Easy, facile, simple, light, effortless, smooth are comparable when meaning not involving undue effort or difficulty (as in doing, making, giving, or understanding).
Easy is applicable both to persons and things that make demands for physical or mental effort or that impose a task upon a person and to the acts or activities involved in satisfying such demands or in accomplishing such a task.
Facile was once and to some extent is still used as a very close synonym of easy.
But it now chiefly applies to something which comes, or moves, or works, or gains its ends seemingly without effort or at call; it therefore is often used in derogation implying lack of constraint or restraint, undue haste, dexterity rather than meticulousness, or fluency with shallowness.
Simple stresses ease in apprehending or understanding; it implies freedom from complication, intricacy, elaboration, or other involvements which render a thing difficult to see through.
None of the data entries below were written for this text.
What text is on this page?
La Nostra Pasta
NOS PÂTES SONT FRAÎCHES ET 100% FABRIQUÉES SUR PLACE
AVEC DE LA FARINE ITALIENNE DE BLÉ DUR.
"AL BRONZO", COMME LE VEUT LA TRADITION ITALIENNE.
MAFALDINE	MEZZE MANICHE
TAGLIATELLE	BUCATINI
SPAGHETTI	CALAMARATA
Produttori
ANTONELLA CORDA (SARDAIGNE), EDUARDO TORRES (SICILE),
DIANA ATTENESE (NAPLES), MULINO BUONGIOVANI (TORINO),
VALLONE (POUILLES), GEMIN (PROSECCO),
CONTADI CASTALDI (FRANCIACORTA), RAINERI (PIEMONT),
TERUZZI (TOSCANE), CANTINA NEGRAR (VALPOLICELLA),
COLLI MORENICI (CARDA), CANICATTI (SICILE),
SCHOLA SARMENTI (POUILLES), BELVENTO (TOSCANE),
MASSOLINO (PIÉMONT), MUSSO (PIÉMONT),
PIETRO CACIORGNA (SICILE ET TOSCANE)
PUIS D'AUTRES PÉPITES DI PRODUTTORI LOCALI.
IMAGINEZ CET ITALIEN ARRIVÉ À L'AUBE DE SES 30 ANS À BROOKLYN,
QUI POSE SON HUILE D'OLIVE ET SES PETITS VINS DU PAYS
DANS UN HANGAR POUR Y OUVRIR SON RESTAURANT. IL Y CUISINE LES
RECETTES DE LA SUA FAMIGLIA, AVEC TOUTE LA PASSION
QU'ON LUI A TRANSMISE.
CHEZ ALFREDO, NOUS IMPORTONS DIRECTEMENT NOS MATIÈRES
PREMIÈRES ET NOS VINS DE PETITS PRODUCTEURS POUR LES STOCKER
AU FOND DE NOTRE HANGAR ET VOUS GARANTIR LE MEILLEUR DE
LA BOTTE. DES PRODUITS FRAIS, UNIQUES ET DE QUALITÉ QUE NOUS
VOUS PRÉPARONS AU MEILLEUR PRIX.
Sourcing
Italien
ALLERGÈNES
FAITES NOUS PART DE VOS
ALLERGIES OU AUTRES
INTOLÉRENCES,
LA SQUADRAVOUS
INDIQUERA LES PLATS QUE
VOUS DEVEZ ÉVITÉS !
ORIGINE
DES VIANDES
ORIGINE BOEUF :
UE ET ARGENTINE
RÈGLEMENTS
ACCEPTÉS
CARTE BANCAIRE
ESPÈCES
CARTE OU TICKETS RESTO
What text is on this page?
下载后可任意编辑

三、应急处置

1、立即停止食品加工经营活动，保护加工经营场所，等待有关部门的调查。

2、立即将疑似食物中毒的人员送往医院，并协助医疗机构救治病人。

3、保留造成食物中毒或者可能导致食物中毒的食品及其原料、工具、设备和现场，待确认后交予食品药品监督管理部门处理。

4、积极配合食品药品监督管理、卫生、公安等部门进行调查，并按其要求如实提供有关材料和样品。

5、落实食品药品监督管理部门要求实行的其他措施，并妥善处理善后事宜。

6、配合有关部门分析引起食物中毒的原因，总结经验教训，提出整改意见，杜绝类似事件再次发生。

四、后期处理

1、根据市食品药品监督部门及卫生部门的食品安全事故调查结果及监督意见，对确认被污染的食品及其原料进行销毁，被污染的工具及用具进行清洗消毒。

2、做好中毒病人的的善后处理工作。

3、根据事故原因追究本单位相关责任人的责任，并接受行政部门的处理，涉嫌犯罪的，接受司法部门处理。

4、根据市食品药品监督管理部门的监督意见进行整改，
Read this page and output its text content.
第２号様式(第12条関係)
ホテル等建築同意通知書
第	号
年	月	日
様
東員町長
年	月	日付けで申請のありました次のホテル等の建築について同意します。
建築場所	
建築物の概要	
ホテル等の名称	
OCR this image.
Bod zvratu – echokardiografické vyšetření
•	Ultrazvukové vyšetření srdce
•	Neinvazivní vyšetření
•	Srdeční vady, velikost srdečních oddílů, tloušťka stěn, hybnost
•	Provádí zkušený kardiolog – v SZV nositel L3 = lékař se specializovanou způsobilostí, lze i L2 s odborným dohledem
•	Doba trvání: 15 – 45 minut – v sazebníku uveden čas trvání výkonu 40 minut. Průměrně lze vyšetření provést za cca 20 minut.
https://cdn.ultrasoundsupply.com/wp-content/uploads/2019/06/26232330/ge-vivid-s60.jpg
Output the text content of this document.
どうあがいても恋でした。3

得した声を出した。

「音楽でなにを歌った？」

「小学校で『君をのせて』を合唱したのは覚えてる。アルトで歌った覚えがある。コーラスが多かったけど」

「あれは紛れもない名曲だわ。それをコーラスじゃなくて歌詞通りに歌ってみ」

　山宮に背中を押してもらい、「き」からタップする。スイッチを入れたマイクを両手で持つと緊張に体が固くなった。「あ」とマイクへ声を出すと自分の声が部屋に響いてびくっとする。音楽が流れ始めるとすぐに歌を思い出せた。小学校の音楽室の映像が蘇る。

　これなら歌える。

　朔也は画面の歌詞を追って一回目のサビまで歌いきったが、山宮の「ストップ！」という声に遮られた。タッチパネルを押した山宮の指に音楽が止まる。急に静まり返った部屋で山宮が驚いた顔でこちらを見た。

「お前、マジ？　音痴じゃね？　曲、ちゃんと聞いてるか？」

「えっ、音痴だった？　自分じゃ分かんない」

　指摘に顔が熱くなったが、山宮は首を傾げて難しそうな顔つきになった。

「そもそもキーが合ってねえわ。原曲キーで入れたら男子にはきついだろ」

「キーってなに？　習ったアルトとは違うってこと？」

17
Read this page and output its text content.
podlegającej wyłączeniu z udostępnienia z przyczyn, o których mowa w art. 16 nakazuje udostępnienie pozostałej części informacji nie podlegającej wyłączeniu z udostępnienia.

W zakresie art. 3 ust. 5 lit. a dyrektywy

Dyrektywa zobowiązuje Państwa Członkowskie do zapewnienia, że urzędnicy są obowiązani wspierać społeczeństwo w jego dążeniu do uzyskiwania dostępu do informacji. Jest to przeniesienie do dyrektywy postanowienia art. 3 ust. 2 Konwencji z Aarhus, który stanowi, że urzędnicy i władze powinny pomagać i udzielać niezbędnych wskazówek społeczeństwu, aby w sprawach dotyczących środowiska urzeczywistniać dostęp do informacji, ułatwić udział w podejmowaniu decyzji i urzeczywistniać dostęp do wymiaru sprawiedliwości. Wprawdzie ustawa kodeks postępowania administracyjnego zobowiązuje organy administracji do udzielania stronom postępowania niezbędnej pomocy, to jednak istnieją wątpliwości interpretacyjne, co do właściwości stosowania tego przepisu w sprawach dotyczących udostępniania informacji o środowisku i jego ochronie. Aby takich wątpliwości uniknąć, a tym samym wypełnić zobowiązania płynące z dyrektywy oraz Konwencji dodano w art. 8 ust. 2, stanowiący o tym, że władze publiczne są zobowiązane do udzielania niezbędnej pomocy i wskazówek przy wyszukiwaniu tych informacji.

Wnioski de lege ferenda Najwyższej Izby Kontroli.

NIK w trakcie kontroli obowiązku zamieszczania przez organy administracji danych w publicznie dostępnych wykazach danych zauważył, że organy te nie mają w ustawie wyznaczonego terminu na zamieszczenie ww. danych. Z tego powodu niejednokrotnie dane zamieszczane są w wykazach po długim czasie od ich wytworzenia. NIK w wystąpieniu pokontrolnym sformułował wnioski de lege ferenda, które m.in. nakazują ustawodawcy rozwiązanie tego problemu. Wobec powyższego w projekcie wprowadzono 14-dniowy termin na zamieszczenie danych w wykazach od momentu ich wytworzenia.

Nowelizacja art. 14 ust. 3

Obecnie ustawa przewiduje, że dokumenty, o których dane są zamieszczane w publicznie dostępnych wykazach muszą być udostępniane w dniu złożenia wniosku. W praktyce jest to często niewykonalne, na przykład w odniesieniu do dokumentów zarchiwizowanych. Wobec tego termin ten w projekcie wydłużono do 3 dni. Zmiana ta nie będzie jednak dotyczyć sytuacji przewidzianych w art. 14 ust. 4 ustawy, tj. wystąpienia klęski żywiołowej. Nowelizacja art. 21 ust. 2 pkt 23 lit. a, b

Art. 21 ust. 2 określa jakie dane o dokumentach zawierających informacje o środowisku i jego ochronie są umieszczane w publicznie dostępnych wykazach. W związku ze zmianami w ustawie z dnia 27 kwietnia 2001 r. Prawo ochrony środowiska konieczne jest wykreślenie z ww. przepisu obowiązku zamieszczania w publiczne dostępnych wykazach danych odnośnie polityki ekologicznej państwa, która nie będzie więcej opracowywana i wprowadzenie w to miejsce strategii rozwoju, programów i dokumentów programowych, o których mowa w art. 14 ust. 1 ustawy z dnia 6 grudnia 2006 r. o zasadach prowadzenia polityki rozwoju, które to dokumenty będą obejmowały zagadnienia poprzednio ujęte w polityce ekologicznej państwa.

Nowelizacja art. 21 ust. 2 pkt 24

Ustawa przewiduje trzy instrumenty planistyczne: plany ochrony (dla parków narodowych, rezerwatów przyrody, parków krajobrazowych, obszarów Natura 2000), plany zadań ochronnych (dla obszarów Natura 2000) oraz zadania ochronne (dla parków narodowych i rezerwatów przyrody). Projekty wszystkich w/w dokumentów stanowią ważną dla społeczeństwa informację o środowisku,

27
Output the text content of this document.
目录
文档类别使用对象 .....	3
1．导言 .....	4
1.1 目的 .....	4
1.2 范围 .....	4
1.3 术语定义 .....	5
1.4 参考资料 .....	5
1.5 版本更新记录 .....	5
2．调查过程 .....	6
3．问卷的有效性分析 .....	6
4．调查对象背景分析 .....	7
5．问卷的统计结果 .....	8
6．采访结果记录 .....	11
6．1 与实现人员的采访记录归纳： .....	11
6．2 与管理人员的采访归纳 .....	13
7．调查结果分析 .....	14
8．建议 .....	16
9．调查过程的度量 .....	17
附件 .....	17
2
Light implies an opposition to heavy in nearly all of its senses, but in the one here considered it suggests freedom from burdensomeness or from exactions that make undue or difficult demands on one.
Effortless, though it carries many of the connotations characteristic of facile, suggests more the appearance of ease than actual absence of effort; often it implies mastery, skill, or artistry, and the attainment of such perfection that the movements or technique seem to involve no strain.
Smooth suggests an absence of, or the removal of, all difficulties or obstacles that makes a course or a career easy to follow or to pursue.